The arguments behind taking AI risk seriously are somewhat arcane, but the crux is that intelligence has nothing to do with morality as we understand it. That is, a superintelligent mind need not be “moved” by moral considerations that guide our own behavior, such as empathy, sympathetic concern and a sense of justice (our “core moral dispositions”). This being the case, a superintelligence could pursue a wide range of final goals — for example, calculating as many digits of pi as possible. The problem is that unless these final goals almost exactly align with our own goals, the superintelligence will probably destroy us. Why? Because, put simply, we are made out of atoms that it could use for something else; in this case, creating massive, perhaps planetary-scale supercomputers to calculate 3.1415926535 … etc. The crucial point is that the existential danger stems not from a malicious machine that wants to kill humanity, but from an extremely powerful problem-solving algorithm with misaligned values. Yet figuring out how to upload the right values (whatever those are!) remains an unsolved problem.
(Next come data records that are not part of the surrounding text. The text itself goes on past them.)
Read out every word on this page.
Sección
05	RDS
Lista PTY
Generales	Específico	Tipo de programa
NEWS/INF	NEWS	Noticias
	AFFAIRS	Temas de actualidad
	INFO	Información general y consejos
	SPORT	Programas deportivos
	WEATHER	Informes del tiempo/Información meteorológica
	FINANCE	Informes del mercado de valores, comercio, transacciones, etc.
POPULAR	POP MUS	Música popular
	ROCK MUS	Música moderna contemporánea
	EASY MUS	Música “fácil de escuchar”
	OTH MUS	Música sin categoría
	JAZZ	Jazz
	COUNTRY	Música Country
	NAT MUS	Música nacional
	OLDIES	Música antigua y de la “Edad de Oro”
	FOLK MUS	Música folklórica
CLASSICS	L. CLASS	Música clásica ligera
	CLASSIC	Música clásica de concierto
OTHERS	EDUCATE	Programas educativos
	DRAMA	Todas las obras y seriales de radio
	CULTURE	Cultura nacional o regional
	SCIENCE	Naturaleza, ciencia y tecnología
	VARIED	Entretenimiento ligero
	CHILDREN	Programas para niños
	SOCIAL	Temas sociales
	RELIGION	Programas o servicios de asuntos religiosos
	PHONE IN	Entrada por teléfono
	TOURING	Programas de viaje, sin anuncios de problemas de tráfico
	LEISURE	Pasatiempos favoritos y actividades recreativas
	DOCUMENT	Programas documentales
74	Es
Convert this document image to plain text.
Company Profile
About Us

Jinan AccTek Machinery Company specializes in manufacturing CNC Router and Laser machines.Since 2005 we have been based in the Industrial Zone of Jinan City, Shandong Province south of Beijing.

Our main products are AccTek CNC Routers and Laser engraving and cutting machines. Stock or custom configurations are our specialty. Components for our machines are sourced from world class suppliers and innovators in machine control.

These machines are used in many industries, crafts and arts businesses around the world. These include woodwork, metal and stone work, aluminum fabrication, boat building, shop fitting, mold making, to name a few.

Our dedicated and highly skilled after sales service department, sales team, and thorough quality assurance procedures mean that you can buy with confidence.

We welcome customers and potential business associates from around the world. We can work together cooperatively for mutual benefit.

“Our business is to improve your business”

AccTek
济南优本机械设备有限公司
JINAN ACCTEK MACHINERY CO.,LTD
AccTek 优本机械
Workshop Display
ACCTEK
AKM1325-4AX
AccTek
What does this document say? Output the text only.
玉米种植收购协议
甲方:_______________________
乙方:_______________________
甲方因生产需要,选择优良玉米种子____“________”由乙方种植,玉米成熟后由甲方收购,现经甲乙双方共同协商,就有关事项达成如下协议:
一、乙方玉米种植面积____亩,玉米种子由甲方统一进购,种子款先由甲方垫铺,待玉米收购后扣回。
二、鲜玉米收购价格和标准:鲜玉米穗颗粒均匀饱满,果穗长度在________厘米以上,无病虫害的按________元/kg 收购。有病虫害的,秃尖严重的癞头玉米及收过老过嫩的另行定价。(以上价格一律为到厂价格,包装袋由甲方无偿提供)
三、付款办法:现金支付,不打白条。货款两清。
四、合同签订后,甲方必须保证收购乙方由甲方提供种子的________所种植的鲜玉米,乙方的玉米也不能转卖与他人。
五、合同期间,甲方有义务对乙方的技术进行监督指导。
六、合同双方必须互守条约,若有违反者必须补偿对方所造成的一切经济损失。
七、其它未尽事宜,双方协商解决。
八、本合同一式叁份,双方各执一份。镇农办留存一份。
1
Given the rapid pace of AI developments in recent years — driven in large part by “deep learning” connectionist systems — it is not implausible to imagine a child born today living to see the first superintelligent machine. Indeed, most researchers in the relevant fields concur that humanity will create the first superintelligence by the end of this century. This could be a welcome watershed if we manage to align the superintelligence’s value system, but it could also have doomsday implications if we fail. As Stephen Hawking has repeatedly suggested, if superintelligence isn’t the best thing to ever happen to Homo sapiens (the self-described “wise man”), it will probably be the worst. Yet society has given very little thought to this paramount issue, although it was beginning to gain traction at the end of Barack Obama’s tenure in the White House. Many Republicans are, indeed, much too anti-science to take AI risk seriously — not to mention the grim possibility of human extinction, which their religious beliefs say is impossible.
The point is not to diminish the immense importance of the Trump team’s Russian links. Although the U.S. was recently demoted to a “flawed democracy,” we are still a democratic state, yet there is hardly anything that would tickle the Kremlin like the American population losing its faith in democracy and the political leadership morphing into a quasi-autocratic state. This constitutes a clear and present danger. But when one takes a broader bird’s-eye view of the human situation at the dawn of the 21st century, it becomes clear that there are unprecedented challenges that are receiving far less attention than they deserve. This is why, in my view, the most worrisome consequence of the ongoing Russian chicanery is that we’re looking to the side when we should be looking straight ahead.